Aber mit dem Rechner zu kompilieren wird keinen Spaß machen - was willst du denn mit dem betreiben? nen Server oder Desktop?

----------

## esem

ich wollt n desktop machen und den als 2.rechner für diablo2 nutzen *gg*

ginge mit win98 sicher einfacher, aber ich wollts gern mal versuchen  :Smile: 

----------

## Hilefoks

Hi,

der K6-2 sollte ein i686 sein. Kein Grund also eine x86 CD zu nehmen.

MfG,

Hilefoks

----------

## esem

na dann lad ich das mal runter

danke schonmal für die schnellen antworten!!

----------

## firefly

 *Hilefoks wrote:*   

> Hi,
> 
> der K6-2 sollte ein i686 sein. Kein Grund also eine x86 CD zu nehmen.
> 
> MfG,
> ...

 

leider falsch der ist ein i586  :Smile:  die erste i686 kompatible CPU von AMD war der Athlon.

http://gentoo-wiki.com/Safe_Cflags#K6-2_.28AMD.29

----------

## esem

und das heisst für mich???

----------

## firefly

du brauchst die x86 gentoo-cd

----------

## Wolle

 *manuels wrote:*   

> Aber mit dem Rechner zu kompilieren wird keinen Spaß machen

 

Das muss nicht für jeden richtig sein   :Wink: 

Der langsamste Rechner, den ich jemals mit Gentoo als Desktop beglückt habe, war ein Pentium/60. Mit IceWM, Abiword, Gnumeric usw. kann man damit sogar was anfangen.
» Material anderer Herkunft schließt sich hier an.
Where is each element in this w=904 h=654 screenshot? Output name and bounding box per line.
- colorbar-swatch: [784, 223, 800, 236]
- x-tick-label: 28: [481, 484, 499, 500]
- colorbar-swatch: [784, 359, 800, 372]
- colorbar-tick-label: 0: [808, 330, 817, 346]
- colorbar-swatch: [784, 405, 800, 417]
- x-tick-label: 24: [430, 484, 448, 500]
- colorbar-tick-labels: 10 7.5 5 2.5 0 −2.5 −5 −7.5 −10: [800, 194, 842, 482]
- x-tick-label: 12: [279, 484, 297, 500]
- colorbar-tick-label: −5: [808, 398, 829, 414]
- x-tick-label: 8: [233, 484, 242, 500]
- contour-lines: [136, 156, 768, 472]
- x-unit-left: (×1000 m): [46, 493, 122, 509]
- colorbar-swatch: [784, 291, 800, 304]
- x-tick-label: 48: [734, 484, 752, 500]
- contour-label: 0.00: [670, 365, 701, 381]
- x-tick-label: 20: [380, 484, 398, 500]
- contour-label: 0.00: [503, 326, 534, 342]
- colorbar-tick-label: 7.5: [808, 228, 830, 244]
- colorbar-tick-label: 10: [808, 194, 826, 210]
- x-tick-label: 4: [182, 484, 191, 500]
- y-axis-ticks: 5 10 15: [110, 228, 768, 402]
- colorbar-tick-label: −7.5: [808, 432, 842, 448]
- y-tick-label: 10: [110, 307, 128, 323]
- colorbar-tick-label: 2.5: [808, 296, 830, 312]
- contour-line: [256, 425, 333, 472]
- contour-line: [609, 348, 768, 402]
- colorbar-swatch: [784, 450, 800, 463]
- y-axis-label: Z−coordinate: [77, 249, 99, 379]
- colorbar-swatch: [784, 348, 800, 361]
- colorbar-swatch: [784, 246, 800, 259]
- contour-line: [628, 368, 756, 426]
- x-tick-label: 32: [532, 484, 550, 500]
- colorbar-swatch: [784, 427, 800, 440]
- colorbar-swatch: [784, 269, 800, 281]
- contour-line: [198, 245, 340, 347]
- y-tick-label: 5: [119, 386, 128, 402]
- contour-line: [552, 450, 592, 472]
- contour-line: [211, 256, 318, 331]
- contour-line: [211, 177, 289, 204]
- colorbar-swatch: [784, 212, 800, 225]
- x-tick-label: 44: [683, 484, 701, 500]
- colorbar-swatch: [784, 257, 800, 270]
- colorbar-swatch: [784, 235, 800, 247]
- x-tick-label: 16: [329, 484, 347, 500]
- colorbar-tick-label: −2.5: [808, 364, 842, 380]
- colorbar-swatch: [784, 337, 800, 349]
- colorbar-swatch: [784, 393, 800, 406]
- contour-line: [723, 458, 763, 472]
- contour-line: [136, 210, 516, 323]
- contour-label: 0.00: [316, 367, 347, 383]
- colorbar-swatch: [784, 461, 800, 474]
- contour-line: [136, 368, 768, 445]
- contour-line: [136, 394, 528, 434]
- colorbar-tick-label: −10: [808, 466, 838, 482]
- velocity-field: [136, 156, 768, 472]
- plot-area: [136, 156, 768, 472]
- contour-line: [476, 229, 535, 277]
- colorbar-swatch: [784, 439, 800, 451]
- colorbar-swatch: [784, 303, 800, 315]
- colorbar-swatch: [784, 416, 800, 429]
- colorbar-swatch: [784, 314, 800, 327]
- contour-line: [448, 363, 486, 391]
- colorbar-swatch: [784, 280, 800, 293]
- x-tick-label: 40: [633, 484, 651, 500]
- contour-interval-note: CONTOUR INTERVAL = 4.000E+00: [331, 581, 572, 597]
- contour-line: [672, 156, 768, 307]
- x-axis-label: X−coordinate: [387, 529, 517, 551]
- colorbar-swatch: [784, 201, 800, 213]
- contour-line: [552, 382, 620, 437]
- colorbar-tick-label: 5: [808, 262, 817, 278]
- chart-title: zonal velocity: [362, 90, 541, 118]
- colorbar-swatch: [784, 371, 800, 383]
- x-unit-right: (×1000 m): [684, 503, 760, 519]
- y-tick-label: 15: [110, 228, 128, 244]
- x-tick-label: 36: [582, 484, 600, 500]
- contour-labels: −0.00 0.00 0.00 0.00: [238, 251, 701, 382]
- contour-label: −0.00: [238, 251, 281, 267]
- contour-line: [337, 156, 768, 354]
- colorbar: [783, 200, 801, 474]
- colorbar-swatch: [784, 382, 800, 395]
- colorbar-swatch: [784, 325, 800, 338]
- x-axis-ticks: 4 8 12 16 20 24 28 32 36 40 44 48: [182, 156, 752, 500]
Und es hat Spaß gemacht.

Bei dem K6-2 habe ich gar keine Bedenken... außer, wenn es denn Mittwoch schon fertig sein soll   :Smile: 

----------

## manuels

klar, kommt auch immer drauf an, welches DE man verwendet.

Mit Fluxbox oder so klappt's bestimmt schneller als mit KDE  :Laughing: 

----------